Die Anwältin und liberale Imamin Seyran Ateş der Ibn-Rushd-Goethe-Moschee in Berlin-Moabit beschreibt sich wahlweise als „lesbisch“ oder „bisexuell“ und wundert sich über den geringen Rückhalt der rot-rot-grünen Regierung in Berlin für ihren Ansatz, der doch ganz dem linken Weltbild entsprechen sollte. Während des „Pride Month“ habe sie vor ihrer Moschee die Regenbogenfahne aufgehängt und innerhalb von zwei Wochen „45 Seiten Morddrohungen“ erhalten, die sie an die Berliner Polizei gegeben habe. Passiert sei nichts. Morddrohungen sei Ateş gewöhnt, die seit 16 Jahren Polizeischutz bekommt. Ateş hat eine pro-LGBTQ-Stickerkampagne gestartet, „Liebe ist halal“, auf deutsch und arabisch, die sie in Deutschland und auch im Nahen Osten vertreibe. „Das ist, wofür die Frauen im Iran kämpfen“, so Ateş. „Das Recht, über seinen eigenen Körper zu bestimmen. Das ist doch, was die Linken wollten – My body, my choice? Diese Islamisten töten Menschen, weil sie schwul sind, töten Frauen, die kein Kopftuch tragen. Da sollten die Linken doch dagegen sein?“

Politiker wollen moslemische Wähler nicht vergraulen

Menschenrechtsanwältin Seyran Ateş habe letzte Woche die Reinhold-Maier-Medaille der FDP erhalten, und insgesamt 34 Auszeichnungen, sei aber „frustriert“ von der Untätigkeit der Politik: Trotzdem fände jetzt die WM in Katar statt. Sowohl sie als auch Hamed Abdel-Samad hätten die Deutsche Islam-Konferenz verlassen, die 2006 vom damaligen Bundesinnenminister Wolfgang Schäuble ins Leben gerufen wurde, aber von Ditib und Muslimbruderschaft unterwandert sei.  Schäuble hätte ihr gesagt, ihre Ideen seien zwar interessant, „aber wie viele liberale Muslime gibt es überhaupt?“ Es gebe viele, in der Türkei und anderen islamischen Ländern, so Ateş. „Aber wie viele gibt es in Deutschland?“, so Schäuble. Da sei ihr klargeworden, daß es Schäuble nicht um Inhalte gehe, sondern um Wählerstimmen. „Sie glauben, sie gewinnen damit keine Wahlen, wenn sie uns unterstützen“, so Ateş. „Sie lügen, wenn sie sagen, sie hätten nichts gewußt.“ Ateş habe die Grünen und die SPD verlassen, „aber ich halte das heute für einen Fehler. Wir sollten in allen Parteien vertreten sein. Unsere Gegner sind es ja auch.“

Der US-amerikanische Historiker und Publizist Daniel Pipes (73) vom Middle East Forum kam gerade aus Dänemark, wo die regierenden Sozialdemokraten sich gegen Masseneinwanderung und Islamisierung stellten und damit einst an die Macht kamen. Die Lehre daraus – es gebe Dinge, die leicht, Dinge, die schwer und Dinge, die unmöglich sind. „Wir sollten uns auf die Dinge konzentrieren, die einfach sind“, so Pipes: Grenzen zu schließen, illegale Einwanderung zu verhindern und die staatliche Finanzierung islamistischer Vereine zu beenden.

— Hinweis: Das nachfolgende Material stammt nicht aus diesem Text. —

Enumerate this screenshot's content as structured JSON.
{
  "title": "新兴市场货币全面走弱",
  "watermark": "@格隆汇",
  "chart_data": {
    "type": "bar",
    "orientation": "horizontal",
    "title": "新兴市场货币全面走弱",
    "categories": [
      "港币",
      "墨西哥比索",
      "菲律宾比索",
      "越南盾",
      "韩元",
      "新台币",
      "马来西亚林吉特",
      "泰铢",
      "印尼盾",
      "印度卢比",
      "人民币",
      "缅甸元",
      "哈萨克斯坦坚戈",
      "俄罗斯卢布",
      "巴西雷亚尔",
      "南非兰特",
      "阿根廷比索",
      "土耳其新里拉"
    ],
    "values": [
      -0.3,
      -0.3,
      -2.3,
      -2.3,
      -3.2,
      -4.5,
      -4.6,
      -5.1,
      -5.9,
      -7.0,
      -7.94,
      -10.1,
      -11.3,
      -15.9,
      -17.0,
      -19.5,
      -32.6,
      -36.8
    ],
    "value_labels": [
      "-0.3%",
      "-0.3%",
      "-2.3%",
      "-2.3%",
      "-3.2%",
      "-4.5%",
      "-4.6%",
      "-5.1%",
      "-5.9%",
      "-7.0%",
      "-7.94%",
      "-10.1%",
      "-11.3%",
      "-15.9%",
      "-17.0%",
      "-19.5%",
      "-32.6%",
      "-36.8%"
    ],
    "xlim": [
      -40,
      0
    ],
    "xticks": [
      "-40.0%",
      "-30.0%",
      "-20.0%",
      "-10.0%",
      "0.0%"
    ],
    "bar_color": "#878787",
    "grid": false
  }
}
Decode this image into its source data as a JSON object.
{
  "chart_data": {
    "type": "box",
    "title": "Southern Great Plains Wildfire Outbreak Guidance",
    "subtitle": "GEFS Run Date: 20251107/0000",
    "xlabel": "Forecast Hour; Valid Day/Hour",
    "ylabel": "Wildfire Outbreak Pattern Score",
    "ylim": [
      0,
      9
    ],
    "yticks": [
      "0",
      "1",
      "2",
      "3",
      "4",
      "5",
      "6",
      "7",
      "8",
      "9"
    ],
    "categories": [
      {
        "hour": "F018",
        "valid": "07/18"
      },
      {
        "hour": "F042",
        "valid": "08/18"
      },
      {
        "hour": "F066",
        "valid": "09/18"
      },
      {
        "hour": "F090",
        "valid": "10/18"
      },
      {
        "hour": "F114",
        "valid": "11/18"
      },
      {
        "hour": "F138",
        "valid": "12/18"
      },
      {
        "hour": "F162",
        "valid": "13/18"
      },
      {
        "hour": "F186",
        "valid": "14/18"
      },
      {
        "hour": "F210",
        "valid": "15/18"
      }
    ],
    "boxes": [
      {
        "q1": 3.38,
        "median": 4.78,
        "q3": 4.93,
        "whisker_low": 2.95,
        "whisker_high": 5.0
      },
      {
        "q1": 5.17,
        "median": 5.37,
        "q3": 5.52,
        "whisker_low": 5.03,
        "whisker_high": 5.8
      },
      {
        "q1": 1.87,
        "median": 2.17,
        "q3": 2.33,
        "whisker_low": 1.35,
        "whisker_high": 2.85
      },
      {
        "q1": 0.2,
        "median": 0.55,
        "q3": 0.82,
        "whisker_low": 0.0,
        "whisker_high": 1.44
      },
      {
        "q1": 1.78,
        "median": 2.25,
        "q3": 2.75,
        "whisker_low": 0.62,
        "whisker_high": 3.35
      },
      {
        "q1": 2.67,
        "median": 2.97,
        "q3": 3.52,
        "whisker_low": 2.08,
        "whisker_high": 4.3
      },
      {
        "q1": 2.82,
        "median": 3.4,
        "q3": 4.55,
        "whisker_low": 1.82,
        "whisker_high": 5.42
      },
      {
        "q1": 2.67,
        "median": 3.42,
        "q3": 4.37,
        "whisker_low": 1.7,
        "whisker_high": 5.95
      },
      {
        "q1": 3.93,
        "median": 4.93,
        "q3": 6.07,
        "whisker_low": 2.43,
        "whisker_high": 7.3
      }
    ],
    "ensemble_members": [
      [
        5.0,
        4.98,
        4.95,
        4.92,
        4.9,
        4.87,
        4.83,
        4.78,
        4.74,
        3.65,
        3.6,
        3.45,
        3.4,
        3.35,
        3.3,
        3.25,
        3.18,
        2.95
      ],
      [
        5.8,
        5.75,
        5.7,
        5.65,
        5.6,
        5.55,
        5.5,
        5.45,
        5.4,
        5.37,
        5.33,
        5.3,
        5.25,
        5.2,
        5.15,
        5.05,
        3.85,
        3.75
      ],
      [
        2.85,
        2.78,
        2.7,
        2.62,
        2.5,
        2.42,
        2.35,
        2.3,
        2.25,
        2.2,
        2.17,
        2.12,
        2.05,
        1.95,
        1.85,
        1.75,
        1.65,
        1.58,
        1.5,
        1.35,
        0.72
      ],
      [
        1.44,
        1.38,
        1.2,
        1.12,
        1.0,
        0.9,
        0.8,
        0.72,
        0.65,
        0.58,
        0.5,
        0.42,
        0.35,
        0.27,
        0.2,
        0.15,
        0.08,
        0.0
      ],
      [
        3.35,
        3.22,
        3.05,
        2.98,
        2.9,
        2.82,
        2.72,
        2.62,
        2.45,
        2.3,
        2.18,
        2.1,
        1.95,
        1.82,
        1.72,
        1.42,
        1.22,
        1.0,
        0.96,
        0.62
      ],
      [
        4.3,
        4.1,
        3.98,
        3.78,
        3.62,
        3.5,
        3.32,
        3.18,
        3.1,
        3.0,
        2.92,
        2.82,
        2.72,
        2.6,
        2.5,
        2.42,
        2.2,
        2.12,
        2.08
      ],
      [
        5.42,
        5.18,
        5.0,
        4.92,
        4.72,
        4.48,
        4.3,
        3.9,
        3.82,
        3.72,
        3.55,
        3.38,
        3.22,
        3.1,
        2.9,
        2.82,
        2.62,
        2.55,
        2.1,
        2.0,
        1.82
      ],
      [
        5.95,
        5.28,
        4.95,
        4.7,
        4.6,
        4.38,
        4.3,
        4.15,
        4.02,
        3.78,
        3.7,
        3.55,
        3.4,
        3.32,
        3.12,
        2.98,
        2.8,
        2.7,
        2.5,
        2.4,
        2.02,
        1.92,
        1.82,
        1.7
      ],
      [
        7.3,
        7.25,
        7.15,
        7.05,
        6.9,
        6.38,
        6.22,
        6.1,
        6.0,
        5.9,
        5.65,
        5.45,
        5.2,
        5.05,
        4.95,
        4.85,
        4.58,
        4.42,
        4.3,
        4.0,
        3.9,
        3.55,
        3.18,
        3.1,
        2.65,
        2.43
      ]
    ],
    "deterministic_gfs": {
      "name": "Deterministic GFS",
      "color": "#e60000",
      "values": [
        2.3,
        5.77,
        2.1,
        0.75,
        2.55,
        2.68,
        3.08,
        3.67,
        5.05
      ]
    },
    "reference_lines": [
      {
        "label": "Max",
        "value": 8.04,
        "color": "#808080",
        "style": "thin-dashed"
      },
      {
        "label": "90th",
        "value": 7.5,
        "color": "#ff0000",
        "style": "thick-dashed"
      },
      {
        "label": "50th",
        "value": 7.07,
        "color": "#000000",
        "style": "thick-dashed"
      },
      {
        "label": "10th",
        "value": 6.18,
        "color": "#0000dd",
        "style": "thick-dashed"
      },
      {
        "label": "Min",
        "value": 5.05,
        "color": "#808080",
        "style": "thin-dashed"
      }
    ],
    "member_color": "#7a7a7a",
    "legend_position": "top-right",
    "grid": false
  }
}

Pipes, seines Zeichens der Spiritus rector der Konferenz, mokierte sich über den Wandel des Begriffes „Islamophobie“, der benutzt werde, um eine Diskussion unmöglich zu machen. „Als sie mich das erste Mal ‘islamophob’ nannten, habe ich mich gewundert“, sagt Pipes, der Arabisch spricht und viele islamische Organisationen unterstützt. „Heute bin ich enttäuscht, wenn sie Listen von ‚Islamophoben‘ machen und ich stehe nicht drauf.“ Pipes zitierte Jordan Peterson: Der Begriff „Islamophobie“ sei „von Faschisten erfunden, von Feiglingen benutzt, um Idioten zu manipulieren“.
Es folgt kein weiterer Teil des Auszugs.